Ways to improve mobility in the Lower Extremity:
1. Dynamic Warm-Up: Before your run, complete dynamic movements that mimic the activity to increase blood flow and prepare joints for motion. Ex: walking knee hugs, walking quad pulls, lunges with a twist, heel-to-toe rocks, hamstring scoop walks, lateral lunges, wall mountain climbers, a-skips, and carioca
2. Joint Circles: Perform circular motions with ankles, knees, and hips throughout their full range of motion without assistance to encourage synovial fluid circulation within the joint.
3. Active Stretching: Engage in controlled short duration stretches that move joints through their range of motion without relying solely on external force and pausing for no more than 5 seconds at the end range
4. Proprioceptive Exercises: Activities like balancing on one leg or using unstable surfaces enhance joint proprioception, which will improve overall control and stability.
Ways to improve flexibility in the lower extremities:
1. Static Stretching: After a workout, hold stretches for 30-60 seconds to tension major muscle groups, including hamstrings, quadriceps, calves, gluteals, and hip flexors.
2. PNF Stretching: Incorporate proprioceptive neuromuscular facilitation (PNF) techniques, involving 3-5 second contractions and relaxations during stretches to reduce neural tension and reduce muscle guarding.
3. Self myofascial release: Use a foam roller or lacrosse ball to release tension in muscles and fascia, promoting increased bloodflow, improved flexibility and reduced muscle tenderness.
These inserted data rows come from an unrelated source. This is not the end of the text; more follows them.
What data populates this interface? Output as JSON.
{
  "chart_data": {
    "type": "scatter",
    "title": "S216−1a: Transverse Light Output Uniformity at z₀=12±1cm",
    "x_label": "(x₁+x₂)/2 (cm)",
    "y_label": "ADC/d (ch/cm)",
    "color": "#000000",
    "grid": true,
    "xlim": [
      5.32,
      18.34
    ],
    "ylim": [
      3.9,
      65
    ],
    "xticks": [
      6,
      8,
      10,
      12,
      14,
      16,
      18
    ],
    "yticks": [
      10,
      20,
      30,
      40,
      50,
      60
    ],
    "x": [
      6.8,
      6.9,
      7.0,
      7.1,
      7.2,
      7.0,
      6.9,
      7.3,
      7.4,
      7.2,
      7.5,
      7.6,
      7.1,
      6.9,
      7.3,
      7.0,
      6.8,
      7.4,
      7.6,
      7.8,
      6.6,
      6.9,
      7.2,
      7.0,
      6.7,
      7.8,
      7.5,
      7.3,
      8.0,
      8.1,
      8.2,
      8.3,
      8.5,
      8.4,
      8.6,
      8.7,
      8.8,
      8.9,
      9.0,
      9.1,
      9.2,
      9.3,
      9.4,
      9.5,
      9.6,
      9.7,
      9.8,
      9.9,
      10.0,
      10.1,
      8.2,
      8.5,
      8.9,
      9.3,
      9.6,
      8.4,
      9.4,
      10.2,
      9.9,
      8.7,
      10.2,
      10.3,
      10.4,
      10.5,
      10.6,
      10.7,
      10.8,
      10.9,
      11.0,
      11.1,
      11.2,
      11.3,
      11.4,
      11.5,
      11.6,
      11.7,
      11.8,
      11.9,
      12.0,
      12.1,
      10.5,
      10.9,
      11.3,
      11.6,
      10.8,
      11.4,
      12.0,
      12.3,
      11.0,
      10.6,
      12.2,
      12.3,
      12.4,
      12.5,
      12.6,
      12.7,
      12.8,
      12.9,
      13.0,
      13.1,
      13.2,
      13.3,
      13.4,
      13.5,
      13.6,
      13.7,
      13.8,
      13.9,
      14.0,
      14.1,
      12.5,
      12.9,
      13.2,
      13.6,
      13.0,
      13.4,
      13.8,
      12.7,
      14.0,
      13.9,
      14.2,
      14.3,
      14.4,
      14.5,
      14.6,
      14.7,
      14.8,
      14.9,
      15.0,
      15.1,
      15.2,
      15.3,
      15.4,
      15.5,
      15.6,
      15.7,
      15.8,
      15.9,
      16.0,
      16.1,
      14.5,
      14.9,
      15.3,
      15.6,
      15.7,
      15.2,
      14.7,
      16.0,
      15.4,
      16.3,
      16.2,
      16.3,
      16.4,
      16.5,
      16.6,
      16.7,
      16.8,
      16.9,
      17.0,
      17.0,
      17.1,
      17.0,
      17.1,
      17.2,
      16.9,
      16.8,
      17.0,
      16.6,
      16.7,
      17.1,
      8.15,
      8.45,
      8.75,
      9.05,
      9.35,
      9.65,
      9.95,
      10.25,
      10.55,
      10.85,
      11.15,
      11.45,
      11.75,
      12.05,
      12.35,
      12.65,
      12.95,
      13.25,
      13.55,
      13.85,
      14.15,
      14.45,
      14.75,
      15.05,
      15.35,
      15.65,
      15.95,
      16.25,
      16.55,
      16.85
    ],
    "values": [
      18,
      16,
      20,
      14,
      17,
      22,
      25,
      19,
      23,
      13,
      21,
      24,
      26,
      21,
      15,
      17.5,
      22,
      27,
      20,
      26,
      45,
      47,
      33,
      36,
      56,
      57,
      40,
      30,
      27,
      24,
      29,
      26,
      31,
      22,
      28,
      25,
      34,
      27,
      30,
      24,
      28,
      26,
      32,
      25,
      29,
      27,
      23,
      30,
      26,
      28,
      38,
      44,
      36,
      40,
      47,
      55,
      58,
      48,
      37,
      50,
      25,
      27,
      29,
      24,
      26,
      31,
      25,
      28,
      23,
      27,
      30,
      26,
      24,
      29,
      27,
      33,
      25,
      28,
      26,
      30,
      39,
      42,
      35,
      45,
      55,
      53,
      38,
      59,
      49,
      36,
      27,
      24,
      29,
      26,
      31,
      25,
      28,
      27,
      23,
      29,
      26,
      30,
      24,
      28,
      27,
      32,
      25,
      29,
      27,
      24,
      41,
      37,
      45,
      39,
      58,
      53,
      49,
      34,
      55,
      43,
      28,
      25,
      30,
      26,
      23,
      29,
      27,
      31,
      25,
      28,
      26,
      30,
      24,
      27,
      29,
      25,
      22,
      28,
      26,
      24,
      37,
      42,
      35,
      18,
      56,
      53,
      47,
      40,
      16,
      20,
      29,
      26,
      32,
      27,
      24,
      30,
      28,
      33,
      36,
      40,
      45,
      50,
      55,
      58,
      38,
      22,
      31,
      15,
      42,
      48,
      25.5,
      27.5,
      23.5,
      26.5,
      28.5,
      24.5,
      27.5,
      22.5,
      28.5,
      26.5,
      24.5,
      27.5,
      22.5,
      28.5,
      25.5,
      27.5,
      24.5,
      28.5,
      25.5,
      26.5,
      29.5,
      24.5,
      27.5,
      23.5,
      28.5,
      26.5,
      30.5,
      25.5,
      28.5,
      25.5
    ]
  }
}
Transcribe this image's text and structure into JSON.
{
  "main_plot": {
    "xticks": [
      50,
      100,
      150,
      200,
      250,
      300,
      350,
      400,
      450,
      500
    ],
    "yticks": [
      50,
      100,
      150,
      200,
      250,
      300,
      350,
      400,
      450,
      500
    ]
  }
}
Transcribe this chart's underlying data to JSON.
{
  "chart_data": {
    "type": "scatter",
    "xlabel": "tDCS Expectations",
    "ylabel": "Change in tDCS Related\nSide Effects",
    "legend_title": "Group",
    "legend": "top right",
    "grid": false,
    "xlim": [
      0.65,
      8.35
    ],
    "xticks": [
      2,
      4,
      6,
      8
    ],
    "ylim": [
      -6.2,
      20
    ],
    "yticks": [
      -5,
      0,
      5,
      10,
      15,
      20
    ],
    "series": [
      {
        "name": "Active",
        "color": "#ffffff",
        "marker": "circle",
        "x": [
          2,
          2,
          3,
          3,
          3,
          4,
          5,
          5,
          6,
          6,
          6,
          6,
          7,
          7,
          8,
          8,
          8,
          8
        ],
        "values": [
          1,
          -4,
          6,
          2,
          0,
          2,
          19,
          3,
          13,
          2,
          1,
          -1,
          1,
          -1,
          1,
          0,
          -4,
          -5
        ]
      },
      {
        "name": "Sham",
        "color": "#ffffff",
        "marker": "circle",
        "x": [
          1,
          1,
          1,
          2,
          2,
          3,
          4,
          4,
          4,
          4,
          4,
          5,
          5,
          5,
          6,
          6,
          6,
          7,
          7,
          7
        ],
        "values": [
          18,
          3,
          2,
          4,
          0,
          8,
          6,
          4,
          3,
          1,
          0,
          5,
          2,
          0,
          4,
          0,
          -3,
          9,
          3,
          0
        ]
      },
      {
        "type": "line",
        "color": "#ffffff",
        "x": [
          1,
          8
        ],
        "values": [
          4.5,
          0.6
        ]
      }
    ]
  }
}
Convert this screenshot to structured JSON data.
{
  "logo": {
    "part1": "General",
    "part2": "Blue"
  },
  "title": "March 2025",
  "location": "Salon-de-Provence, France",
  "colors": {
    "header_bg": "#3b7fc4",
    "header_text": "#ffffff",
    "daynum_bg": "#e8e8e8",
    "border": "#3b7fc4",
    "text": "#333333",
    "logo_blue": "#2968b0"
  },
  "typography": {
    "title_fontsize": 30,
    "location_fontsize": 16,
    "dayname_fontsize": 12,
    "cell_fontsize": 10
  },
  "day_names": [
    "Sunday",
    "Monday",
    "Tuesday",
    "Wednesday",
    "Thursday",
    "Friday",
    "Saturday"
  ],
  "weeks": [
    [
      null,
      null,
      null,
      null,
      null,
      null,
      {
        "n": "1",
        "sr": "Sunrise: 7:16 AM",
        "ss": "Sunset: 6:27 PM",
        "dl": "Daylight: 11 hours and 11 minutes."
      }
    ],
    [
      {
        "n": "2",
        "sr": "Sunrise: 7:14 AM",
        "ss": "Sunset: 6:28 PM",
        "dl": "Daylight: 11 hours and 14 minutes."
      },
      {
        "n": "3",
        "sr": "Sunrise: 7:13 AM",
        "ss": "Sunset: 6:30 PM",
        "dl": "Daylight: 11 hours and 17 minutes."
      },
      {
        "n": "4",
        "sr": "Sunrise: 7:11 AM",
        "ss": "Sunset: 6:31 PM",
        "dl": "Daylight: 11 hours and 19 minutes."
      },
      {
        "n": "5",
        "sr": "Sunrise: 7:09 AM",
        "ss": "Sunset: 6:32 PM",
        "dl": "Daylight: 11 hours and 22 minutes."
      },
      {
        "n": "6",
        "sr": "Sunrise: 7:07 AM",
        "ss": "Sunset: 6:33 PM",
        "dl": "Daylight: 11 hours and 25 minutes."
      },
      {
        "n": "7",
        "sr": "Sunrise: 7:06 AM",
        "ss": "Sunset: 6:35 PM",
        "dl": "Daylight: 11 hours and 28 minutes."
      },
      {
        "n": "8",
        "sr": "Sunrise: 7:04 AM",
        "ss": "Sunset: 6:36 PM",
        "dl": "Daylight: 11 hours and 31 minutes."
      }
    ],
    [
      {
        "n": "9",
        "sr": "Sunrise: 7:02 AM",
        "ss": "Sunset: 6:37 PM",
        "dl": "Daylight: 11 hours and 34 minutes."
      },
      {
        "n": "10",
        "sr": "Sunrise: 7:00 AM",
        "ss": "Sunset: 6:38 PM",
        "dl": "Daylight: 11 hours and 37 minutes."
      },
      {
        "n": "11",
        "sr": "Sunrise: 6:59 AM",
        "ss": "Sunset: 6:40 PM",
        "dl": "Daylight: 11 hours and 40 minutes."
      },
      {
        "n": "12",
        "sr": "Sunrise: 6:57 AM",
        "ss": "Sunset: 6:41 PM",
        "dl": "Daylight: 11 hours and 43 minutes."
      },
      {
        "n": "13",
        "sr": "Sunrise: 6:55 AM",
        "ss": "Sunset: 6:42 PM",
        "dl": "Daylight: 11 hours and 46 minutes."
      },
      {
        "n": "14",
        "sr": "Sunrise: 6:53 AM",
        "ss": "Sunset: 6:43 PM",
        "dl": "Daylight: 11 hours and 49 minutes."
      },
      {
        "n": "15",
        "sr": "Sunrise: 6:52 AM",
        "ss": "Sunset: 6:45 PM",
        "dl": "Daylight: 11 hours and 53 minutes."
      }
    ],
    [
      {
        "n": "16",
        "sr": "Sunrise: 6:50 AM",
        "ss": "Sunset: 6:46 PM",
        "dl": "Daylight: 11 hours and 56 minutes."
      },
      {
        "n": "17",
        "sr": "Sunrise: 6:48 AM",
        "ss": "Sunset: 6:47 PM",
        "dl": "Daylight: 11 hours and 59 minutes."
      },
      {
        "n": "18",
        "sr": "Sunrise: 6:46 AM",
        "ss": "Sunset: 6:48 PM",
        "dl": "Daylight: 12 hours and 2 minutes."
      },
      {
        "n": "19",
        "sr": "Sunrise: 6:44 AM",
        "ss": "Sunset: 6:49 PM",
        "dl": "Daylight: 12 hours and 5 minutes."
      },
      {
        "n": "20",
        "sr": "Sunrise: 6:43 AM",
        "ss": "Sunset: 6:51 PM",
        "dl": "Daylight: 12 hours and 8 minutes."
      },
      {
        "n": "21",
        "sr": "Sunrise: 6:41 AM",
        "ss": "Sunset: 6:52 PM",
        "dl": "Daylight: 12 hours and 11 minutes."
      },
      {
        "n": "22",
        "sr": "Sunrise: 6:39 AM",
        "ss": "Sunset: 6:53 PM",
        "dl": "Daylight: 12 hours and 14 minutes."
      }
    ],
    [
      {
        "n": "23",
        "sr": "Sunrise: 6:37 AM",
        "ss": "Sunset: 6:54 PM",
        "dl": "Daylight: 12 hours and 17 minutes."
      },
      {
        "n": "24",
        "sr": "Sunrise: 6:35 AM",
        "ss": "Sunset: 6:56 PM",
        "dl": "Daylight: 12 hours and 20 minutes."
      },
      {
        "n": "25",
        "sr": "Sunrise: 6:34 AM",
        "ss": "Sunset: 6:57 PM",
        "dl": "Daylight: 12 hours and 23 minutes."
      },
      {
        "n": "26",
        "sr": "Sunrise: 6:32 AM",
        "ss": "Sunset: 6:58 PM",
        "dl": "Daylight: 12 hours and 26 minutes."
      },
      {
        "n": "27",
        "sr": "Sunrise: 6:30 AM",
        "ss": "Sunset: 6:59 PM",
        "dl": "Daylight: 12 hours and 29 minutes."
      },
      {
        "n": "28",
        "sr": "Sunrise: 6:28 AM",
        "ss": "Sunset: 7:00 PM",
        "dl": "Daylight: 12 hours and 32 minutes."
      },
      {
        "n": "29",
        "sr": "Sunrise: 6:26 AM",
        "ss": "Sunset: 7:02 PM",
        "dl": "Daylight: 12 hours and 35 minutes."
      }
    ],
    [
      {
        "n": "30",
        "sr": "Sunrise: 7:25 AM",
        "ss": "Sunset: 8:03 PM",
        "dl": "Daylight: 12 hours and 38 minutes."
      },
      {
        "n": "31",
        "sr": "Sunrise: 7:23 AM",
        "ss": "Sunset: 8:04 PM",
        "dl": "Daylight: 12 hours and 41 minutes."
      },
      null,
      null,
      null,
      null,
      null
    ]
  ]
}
Spend 1-3 minutes scanning large muscle groups and pause for 20-30 seconds. If you reach a point with increased tenderness, then pause, focus on keeping the muscle relaxed, and breathe steadily through your nose.
4. Yoga or Pilates: Include these practices, which focus on controlled movements and stretches, to blend stability and flexibility to support your run training.
With all of these options, it's important to note that consistency is key when working on joint mobility and flexibility. Incorporating these practices into your routine regularly along with staying hydrated, eating a balanced diet, and maintaining strength, will contribute to improved lower extremity mobility and flexibility.